The amazing and dynamic New York City Commtour participants, almost exactly a year ago, at the School of Visual Arts. Can you see I was sweating from jumping around the room?
What do people need to feel part of your community?
This past weekend, I spoke at Jonathan Field’s Good Life Camp on the topic of building a dynamic community ecosystem. In preparing for the speech, I reflected on what I have learned so far from digging into this topic at great depth, in research for my next book.
As small business owners, we know that we need to build community, in order to have a solid reputation, engagement and responsiveness with our work, and a strong and stable stream of customers. Not to mention emotional well-being, knowing that we are surrounded by people who truly care about us, and will back us up in times of challenge.
But how do you go about it? There are a lot of tools and tactics that will put you in front of people (speaking, Facebook ads, blogging, Instagramming), but how do you go from being casually linked to someone as a Facebook friend, to actually connected on an emotional level?
In my experience building community for two decades, I have found that people need to feel the following four things in order to truly feel part of your community:
They need to feel:
Does your business provide physical and emotional safety for your customers? Will people who engage with you know that you are concerned with their safety?
This can show up as:
- Thinking about the experience someone will have getting to your live event
- Thinking about how people in your community may treat someone who they perceive as different
- Stepping in clearly and decisively if someone is being personally attacked in comments on a post, Facebook group, or in live conversation
- Maintaining confidentiality in private conversations
I want to stress that “safe” doesn’t have to imply “always comfortable.” Some of the very best community building involves real discomfort as people explore beliefs and perceptions, challenge assumptions and explore differences.

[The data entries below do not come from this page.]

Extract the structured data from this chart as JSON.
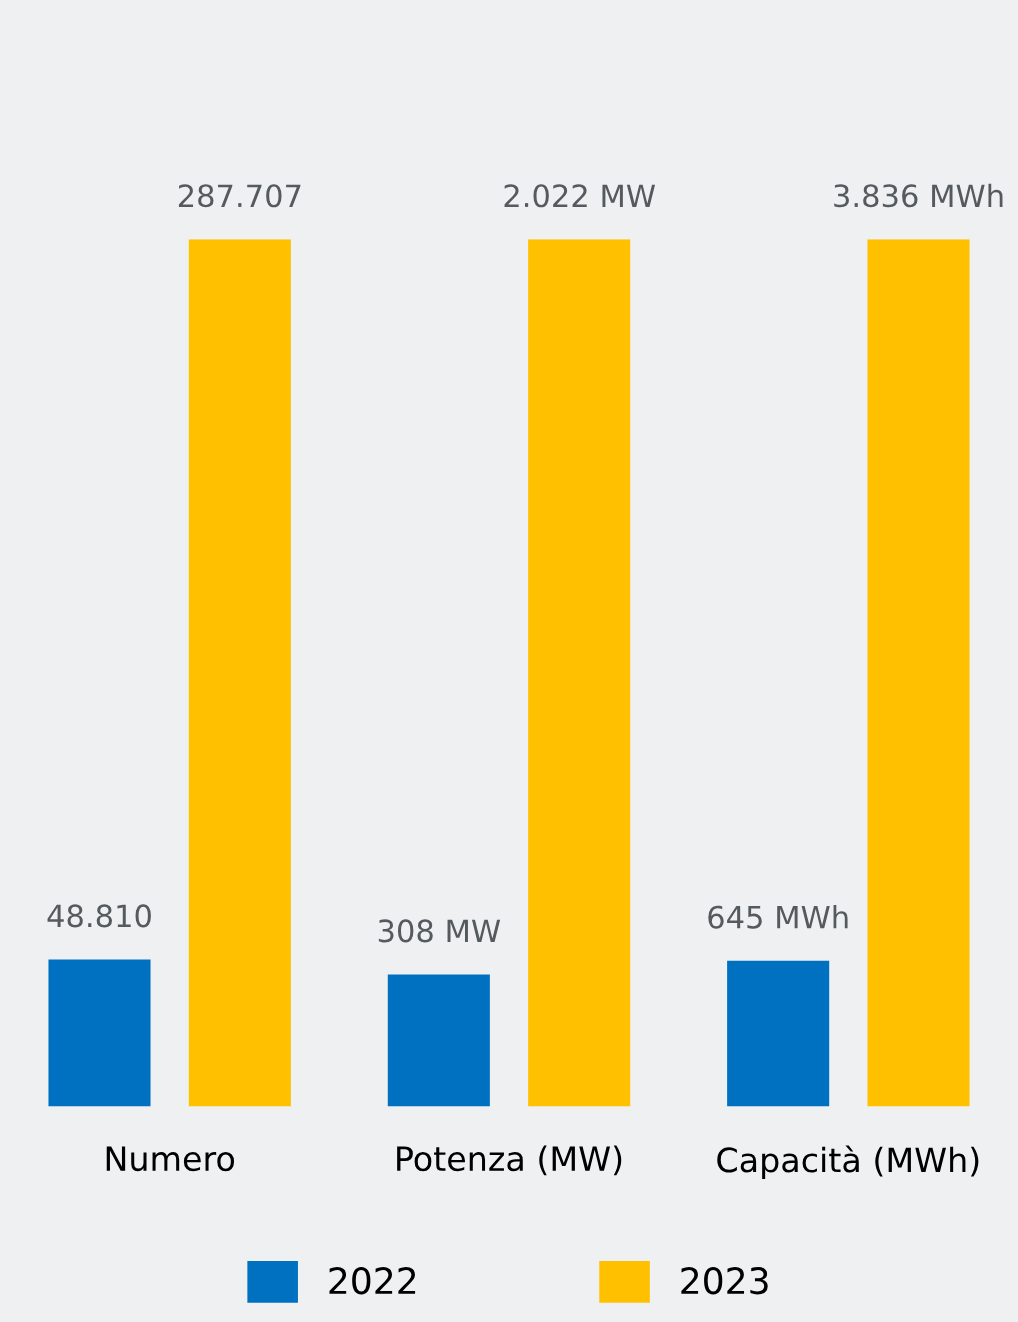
{
  "chart_data": [
    {
      "type": "bar",
      "categories": [
        "Numero"
      ],
      "legend": "bottom",
      "grid": false,
      "series": [
        {
          "name": "2022",
          "color": "#0070c0",
          "values": [
            48810
          ],
          "value_labels": [
            "48.810"
          ]
        },
        {
          "name": "2023",
          "color": "#ffc000",
          "values": [
            287707
          ],
          "value_labels": [
            "287.707"
          ]
        }
      ]
    },
    {
      "type": "bar",
      "categories": [
        "Potenza (MW)"
      ],
      "grid": false,
      "series": [
        {
          "color": "#0070c0",
          "values": [
            308
          ],
          "value_labels": [
            "308 MW"
          ]
        },
        {
          "color": "#ffc000",
          "values": [
            2022
          ],
          "value_labels": [
            "2.022 MW"
          ]
        }
      ]
    },
    {
      "type": "bar",
      "categories": [
        "Capacità (MWh)"
      ],
      "grid": false,
      "series": [
        {
          "color": "#0070c0",
          "values": [
            645
          ],
          "value_labels": [
            "645 MWh"
          ]
        },
        {
          "color": "#ffc000",
          "values": [
            3836
          ],
          "value_labels": [
            "3.836 MWh"
          ]
        }
      ]
    }
  ]
}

Do your community members see themselves reflected in the images, stories and examples you share about your business? Do they see members of their community featured and honored as experts in yours?
This can show up as:
- Thoughtful selection of speakers and experts for your live and virtual events
- Sharing case studies and stories of the wide range of your customer and community base in your speeches and writing
- Sharing and promoting the work of peers, partners, customers and collaborators on social media, not just your own work
- You actively promoting and/or sponsoring events and projects in communities that you want to connect with, without being asked or prompted. This is because you have taken the time to follow the work being done, because you believe in it and want to see it spread
Do you stop and deeply listen to what your community is saying to you? Do you honor the lived experience of people in your community, and not try to talk over them, or tell them why their perceptions are not correct?
This can show up as:
- Being fully present and looking directly in someone’s eyes when you meet them at a conference, and not looking over their shoulder to see if there is someone else more important or more interesting to talk to (Has this ever happened to you? It is so frustrating and humiliating. I have made this mistake in the past, and really practice being present when I meet people now).
- Taking feedback to heart and changing policies, approaches, programs or pricing so that it meets the needs you hear from your community
- Not being defensive when someone takes issue with your approach or your work. You can listen deeply, reflect back what you hear, decide what feedback you will take to heart, let the rest go, and sincerely thank the person for taking the time to communicate with you
- Not mock or ridicule people who disagree with you. I see far too often on Facebook business owners who write “rants” about demanding clients or prospects. Whenever I see that, I always think “I wonder if they realize that now every current customer and prospect they work with will think they are talking about them. And then they may fear that if they raise an issue or ask the wrong question, they may be mocked or ridiculed too (even if you don’t call someone out by name, people will read through the lines.) This is not a good strategy for building trust and safety in your community.
A true community is one where each person feels honored and valued as an equal member. Regardless of age, experience, income level, position of authority or background, each person is valued for what they bring to the group. The goal of building community is not to create a homogenous group of people who all think and act the same, it is to create a diverse, stimulating, engaged group of people who are committed to solving problems together, in an environment of mutual respect.
This can show up as:
- Designing events to be interactive
- Not setting up false “barriers” between different levels of a group (I personally can’t stand when there are roped off parts of a conference or event for “VIPs only,” which usually means those who have the means to afford a higher price ticket.)
- Featuring the range of ideas and opinions from your community
- Treating all members of your community with dignity and respect, including the natural environment surrounding your events (I get pretty ragey when I see a park or facility trashed after an event — does the natural environment deserve less respect than the humans who are supposed to be stewards of the earth? I don’t think so, but you knew that about me)
Plant a seed every day
Delivering these four things to your community takes a long time. That is why community building is an ongoing process of planting seeds every day. You will make some big mistakes, get embarrassed, stick your foot in your mouth, say yes too often, say no too often, and everything in between.
All this messiness is so worth it when you look around one day and realize that you are connected with a diverse and interesting community who feel like family to you.